Calabria Tempo Libero
Gianni Amelio (Foto: film-review.it)

Di "Lucia di Lammermoor" ne ha viste almeno una dozzina, "alcune anche belle come quella alla Scala non molti anni fa", e non a caso è la sua opera "preferita". Gianni Amelio, il regista de "Lamerica" e "Il ladro di bambini", firma la sua terza opera lirica (dopo "Pagliacci" e "Il tabarro", 1995, al Carlo Felice in collaborazione con Gianandrea Gavazzeni) per il teatro di San Carlo di Napoli. Il suo primo approccio con il melodramma, rivela, a 16 anni, al Politeama di Catanzaro, "una giornata gelida, dei 400 posti solo 80 coperti, e quattro da noi studenti, nell'unico palco 'vivo' perché gli altri erano vuoti. Se il tenore di 'Trovatore' ha avuto il conforto del bis, è stato per il nostro appaluso". Gianni Amelio dunque melomane? "Diciamo che quando posso, corro", si schernisce. La sua cifra per l'allestimento sancarliano è tutta in una considerazione: "Sono al servizio di Gaetano Donizetti, non credo che nel caso di un'opera un regista debba farsi avanti a gomitate.
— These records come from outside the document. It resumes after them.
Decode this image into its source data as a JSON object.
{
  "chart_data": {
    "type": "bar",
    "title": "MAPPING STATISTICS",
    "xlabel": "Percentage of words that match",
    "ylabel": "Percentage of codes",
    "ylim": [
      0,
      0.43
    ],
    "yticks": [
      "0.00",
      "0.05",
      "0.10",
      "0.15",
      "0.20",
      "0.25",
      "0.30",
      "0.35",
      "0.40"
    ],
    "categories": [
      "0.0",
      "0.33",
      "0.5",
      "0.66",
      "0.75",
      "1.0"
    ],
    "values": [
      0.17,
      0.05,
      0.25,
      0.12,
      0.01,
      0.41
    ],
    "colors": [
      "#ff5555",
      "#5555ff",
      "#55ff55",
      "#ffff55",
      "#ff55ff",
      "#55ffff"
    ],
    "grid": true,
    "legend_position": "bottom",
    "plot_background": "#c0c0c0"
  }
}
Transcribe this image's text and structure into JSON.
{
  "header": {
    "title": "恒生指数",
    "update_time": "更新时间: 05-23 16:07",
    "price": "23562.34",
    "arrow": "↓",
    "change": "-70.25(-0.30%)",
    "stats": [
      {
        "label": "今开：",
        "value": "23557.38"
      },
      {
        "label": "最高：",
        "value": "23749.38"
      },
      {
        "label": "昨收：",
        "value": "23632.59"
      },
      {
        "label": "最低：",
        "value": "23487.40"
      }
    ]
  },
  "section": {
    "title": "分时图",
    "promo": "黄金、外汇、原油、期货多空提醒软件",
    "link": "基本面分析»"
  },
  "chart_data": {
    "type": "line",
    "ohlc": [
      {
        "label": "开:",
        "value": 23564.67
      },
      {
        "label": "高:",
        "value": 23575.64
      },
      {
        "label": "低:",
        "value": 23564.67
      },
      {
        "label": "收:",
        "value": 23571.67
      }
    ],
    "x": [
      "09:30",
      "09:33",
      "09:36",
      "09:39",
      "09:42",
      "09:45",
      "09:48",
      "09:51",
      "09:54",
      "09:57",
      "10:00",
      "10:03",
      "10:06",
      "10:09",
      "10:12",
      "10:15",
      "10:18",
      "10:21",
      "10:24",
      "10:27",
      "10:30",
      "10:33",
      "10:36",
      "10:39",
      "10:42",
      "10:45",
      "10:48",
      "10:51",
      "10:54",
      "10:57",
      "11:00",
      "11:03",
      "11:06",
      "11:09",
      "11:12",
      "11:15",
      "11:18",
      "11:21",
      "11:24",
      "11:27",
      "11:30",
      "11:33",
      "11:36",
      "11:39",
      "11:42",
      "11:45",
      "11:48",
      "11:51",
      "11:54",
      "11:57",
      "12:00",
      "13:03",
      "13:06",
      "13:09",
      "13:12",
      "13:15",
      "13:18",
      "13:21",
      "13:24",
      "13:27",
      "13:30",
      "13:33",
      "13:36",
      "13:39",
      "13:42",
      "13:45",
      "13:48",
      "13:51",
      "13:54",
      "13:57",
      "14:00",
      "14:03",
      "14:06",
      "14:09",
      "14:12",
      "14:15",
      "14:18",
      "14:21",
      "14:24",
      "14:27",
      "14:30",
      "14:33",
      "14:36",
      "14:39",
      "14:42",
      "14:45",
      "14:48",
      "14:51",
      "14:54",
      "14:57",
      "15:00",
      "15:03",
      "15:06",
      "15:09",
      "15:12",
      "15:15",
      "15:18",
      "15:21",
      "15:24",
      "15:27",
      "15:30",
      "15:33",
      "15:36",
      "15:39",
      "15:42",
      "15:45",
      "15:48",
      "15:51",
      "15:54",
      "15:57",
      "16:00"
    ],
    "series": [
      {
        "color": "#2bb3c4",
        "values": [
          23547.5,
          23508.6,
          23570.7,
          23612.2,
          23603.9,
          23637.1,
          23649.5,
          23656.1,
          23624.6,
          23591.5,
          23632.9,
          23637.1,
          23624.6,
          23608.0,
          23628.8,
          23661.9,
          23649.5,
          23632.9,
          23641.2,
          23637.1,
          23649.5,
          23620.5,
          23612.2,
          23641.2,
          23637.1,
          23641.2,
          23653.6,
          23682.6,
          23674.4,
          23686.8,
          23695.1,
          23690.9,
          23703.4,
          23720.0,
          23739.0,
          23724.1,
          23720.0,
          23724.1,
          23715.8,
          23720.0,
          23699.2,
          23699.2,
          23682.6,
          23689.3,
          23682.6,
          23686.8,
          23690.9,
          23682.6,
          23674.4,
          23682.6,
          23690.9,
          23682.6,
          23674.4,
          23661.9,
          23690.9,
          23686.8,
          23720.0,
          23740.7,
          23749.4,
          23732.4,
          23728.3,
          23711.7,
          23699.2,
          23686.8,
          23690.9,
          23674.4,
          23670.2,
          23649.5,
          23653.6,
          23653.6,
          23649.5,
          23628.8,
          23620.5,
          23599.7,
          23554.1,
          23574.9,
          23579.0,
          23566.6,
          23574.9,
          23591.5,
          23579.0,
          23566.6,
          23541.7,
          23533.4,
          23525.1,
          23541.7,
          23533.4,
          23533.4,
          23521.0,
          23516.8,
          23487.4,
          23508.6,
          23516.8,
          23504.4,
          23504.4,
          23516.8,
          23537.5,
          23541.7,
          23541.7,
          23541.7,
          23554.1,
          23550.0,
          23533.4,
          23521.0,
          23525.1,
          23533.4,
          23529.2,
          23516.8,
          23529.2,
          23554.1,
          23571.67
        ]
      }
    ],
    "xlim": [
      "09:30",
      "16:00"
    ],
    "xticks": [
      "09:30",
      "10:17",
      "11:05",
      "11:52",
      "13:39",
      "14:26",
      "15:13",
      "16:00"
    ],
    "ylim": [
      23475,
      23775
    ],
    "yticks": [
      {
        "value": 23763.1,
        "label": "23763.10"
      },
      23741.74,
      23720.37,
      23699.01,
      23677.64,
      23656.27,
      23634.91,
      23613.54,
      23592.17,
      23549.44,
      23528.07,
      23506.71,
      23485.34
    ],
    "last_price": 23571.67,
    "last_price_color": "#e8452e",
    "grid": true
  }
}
Può dare la sua chiave di lettura, invece, essere tramite per lo spettatore".

E Amelio promette "3-4 proposte mie" nella lettura del melodramma ottocentesco su libretto di Salvatore Cammarano ("io lo trovo un librettista abile, tutt'altro che banale", avverte), una delle quali proprio nel primo atto, quando l'arpa introduce a una diversa atmosfera intorno alla figura di Lucia. "Amiamo Donizetti, e ci piace obbedire a lui - spiega - questa del resto è stata anche la molla dell'intesa che si è creata con il direttore d'orchestra, Nello Santi". Direttore e cantanti, sostiene, vengono prima di lui in questo lavoro "di interpretazione e restituzione al pubblico moderno di un'opera di due secoli fa" che è contraddistinto dall'"armonia" cui è approdata questa produzione. E racconta compiaciuto come lo spunto della sua azione gli sia arrivato da un conversazione con la nipotina di 8 anni, felice di aver visto il donizettiano "Elisir d'amore". "Nonno - spiega - attento che si dice lagrima e non lacrima”, mi ha detto dopo aver cantato entusiasta la romanza di Nemorino. Il senso di questo suo insegnamento era cercare di rispettare ciò che è stato detto o fatto anche se c'è stridore con la modernità".